Triangles rouges à Auschwitz


Triangles rouges à Auschwitz, le convoi politique du 6 juillet 1942
Editions "Autrement", Paris, 2005. 23 € 30.
Edition allégée (grand public) et mise à jour de la thèse de 1995.


Ouvrage non disponible à l'exception de quelques exemplaires réservés aux familles des "45 000". 
Ecrire à deportes.politiques.auschwitz@gmail.com

"On connaît le rôle central joué par Auschwitz-Birkenau dans l’extermination des Juifs d’Europe.
Mais sait-on qu’un millier de communistes français, porteurs du triangle rouge des détenus politiques, ont péri là-bas, dans le camp de concentration - sur les chantiers et dans les blocks d’Auschwitz-I ou de Birkenau - ou dans les chambres à gaz du centre de mise à mort ?
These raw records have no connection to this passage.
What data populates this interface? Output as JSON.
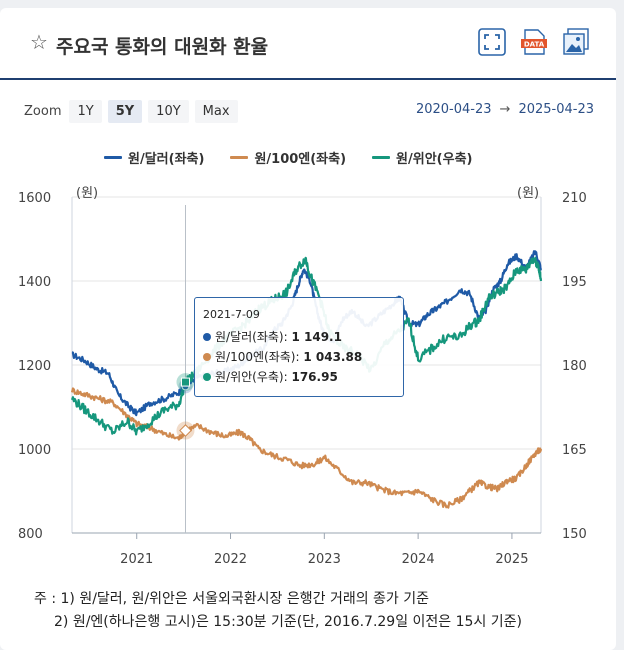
{
  "header": {
    "title": "주요국 통화의 대원화 환율",
    "star_icon": "star-outline-icon",
    "tools": [
      "fullscreen-icon",
      "data-download-icon",
      "image-download-icon"
    ],
    "data_badge": "DATA"
  },
  "zoom": {
    "label": "Zoom",
    "buttons": [
      "1Y",
      "5Y",
      "10Y",
      "Max"
    ],
    "active": "5Y"
  },
  "range": {
    "from": "2020-04-23",
    "arrow": "→",
    "to": "2025-04-23"
  },
  "tooltip": {
    "date": "2021-7-09",
    "rows": [
      {
        "label": "원/달러(좌축):",
        "value": "1 149.1"
      },
      {
        "label": "원/100엔(좌축):",
        "value": "1 043.88"
      },
      {
        "label": "원/위안(우축):",
        "value": "176.95"
      }
    ]
  },
  "notes": {
    "line1": "주 : 1)  원/달러, 원/위안은 서울외국환시장 은행간 거래의 종가 기준",
    "line2": "2)  원/엔(하나은행 고시)은 15:30분 기준(단, 2016.7.29일 이전은 15시 기준)"
  },
  "chart_data": {
    "type": "line",
    "left_axis": {
      "unit_label": "(원)",
      "range": [
        800,
        1600
      ],
      "ticks": [
        800,
        1000,
        1200,
        1400,
        1600
      ]
    },
    "right_axis": {
      "unit_label": "(원)",
      "range": [
        150,
        210
      ],
      "ticks": [
        150,
        165,
        180,
        195,
        210
      ]
    },
    "x_range": [
      2020.31,
      2025.31
    ],
    "x_ticks": [
      2021,
      2022,
      2023,
      2024,
      2025
    ],
    "x_tick_labels": [
      "2021",
      "2022",
      "2023",
      "2024",
      "2025"
    ],
    "crosshair_x": 2021.52,
    "series": [
      {
        "name": "원/달러(좌축)",
        "axis": "left",
        "color": "#1f5aa6",
        "x": [
          2020.31,
          2020.45,
          2020.58,
          2020.7,
          2020.8,
          2020.92,
          2021.0,
          2021.15,
          2021.3,
          2021.45,
          2021.52,
          2021.65,
          2021.8,
          2021.95,
          2022.1,
          2022.2,
          2022.35,
          2022.45,
          2022.55,
          2022.65,
          2022.72,
          2022.78,
          2022.85,
          2022.92,
          2023.0,
          2023.1,
          2023.2,
          2023.3,
          2023.45,
          2023.6,
          2023.75,
          2023.8,
          2023.9,
          2024.0,
          2024.1,
          2024.2,
          2024.3,
          2024.45,
          2024.55,
          2024.65,
          2024.72,
          2024.8,
          2024.88,
          2024.95,
          2025.05,
          2025.15,
          2025.25,
          2025.31
        ],
        "y": [
          1225,
          1210,
          1190,
          1180,
          1130,
          1100,
          1085,
          1110,
          1120,
          1135,
          1149,
          1170,
          1180,
          1185,
          1200,
          1220,
          1240,
          1280,
          1300,
          1340,
          1390,
          1430,
          1400,
          1330,
          1270,
          1260,
          1310,
          1330,
          1290,
          1320,
          1350,
          1360,
          1300,
          1295,
          1320,
          1335,
          1350,
          1380,
          1370,
          1310,
          1330,
          1380,
          1400,
          1440,
          1460,
          1430,
          1470,
          1430
        ]
      },
      {
        "name": "원/100엔(좌축)",
        "axis": "left",
        "color": "#cf8a50",
        "x": [
          2020.31,
          2020.45,
          2020.6,
          2020.75,
          2020.9,
          2021.0,
          2021.15,
          2021.3,
          2021.45,
          2021.52,
          2021.65,
          2021.8,
          2021.95,
          2022.1,
          2022.2,
          2022.3,
          2022.45,
          2022.6,
          2022.75,
          2022.9,
          2023.0,
          2023.15,
          2023.3,
          2023.45,
          2023.6,
          2023.75,
          2023.9,
          2024.0,
          2024.15,
          2024.3,
          2024.45,
          2024.55,
          2024.65,
          2024.75,
          2024.85,
          2024.95,
          2025.05,
          2025.15,
          2025.25,
          2025.31
        ],
        "y": [
          1140,
          1130,
          1120,
          1110,
          1080,
          1060,
          1050,
          1035,
          1025,
          1044,
          1055,
          1040,
          1030,
          1040,
          1025,
          1000,
          985,
          975,
          960,
          965,
          980,
          950,
          920,
          920,
          905,
          895,
          895,
          900,
          880,
          865,
          880,
          900,
          920,
          910,
          905,
          925,
          930,
          960,
          990,
          1000
        ]
      },
      {
        "name": "원/위안(우축)",
        "axis": "right",
        "color": "#16977d",
        "x": [
          2020.31,
          2020.45,
          2020.6,
          2020.75,
          2020.9,
          2021.0,
          2021.15,
          2021.3,
          2021.45,
          2021.52,
          2021.6,
          2021.75,
          2021.9,
          2022.05,
          2022.2,
          2022.3,
          2022.4,
          2022.5,
          2022.6,
          2022.7,
          2022.8,
          2022.85,
          2022.95,
          2023.05,
          2023.2,
          2023.35,
          2023.5,
          2023.65,
          2023.8,
          2023.9,
          2024.0,
          2024.15,
          2024.3,
          2024.45,
          2024.55,
          2024.65,
          2024.75,
          2024.85,
          2024.95,
          2025.05,
          2025.15,
          2025.22,
          2025.28,
          2025.31
        ],
        "y": [
          174,
          172,
          170,
          168,
          170,
          168,
          170,
          172,
          173,
          176.95,
          178,
          181,
          184,
          186,
          188,
          190,
          191,
          192,
          193,
          197,
          199,
          196,
          192,
          186,
          183,
          182,
          179,
          184,
          186,
          188,
          181,
          183,
          185,
          185,
          187,
          188,
          192,
          193,
          194,
          197,
          197,
          199,
          198,
          195
        ]
      }
    ]
  }
}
Le convoi du 6 juillet 1942 occupe une place particulière dans la déportation de répression. Placé sous la bannière de la croisade hitlérienne contre le «judéo-bolchevisme», ses origines se mêlent à celles des fusillades d’otages et des premiers transports de France de la « solution finale ».


Cependant, aucun des 1175 hommes de ce convoi, choisis selon des critères précis par les autorités militaires allemandes, n’aurait pu être déporté sans la collaboration active de l’administration et de la police du régime de Vichy.


Le lecteur se trouve plongé dans l’univers hallucinant d’Auschwitz et de Birkenau, rarement dépeint pour l’année 1942, et suit l’odyssée de ces déportés, liés par un destin commun. Quelques-uns de ces résistants et militants antifascistes furent les créateurs du premier réseau français de Résistance à Auschwitz.
D’intenses moments d’émotion se dégagent de ces remarquables documents, ainsi qu’une claire perception des mécanismes du système concentrationnaire nazi."



Claudine Cardon-Hamet est professeur agrégé, docteur en Histoire et membre du conseil scientifique de la Fondation pour la mémoire de la Déportation (FMD).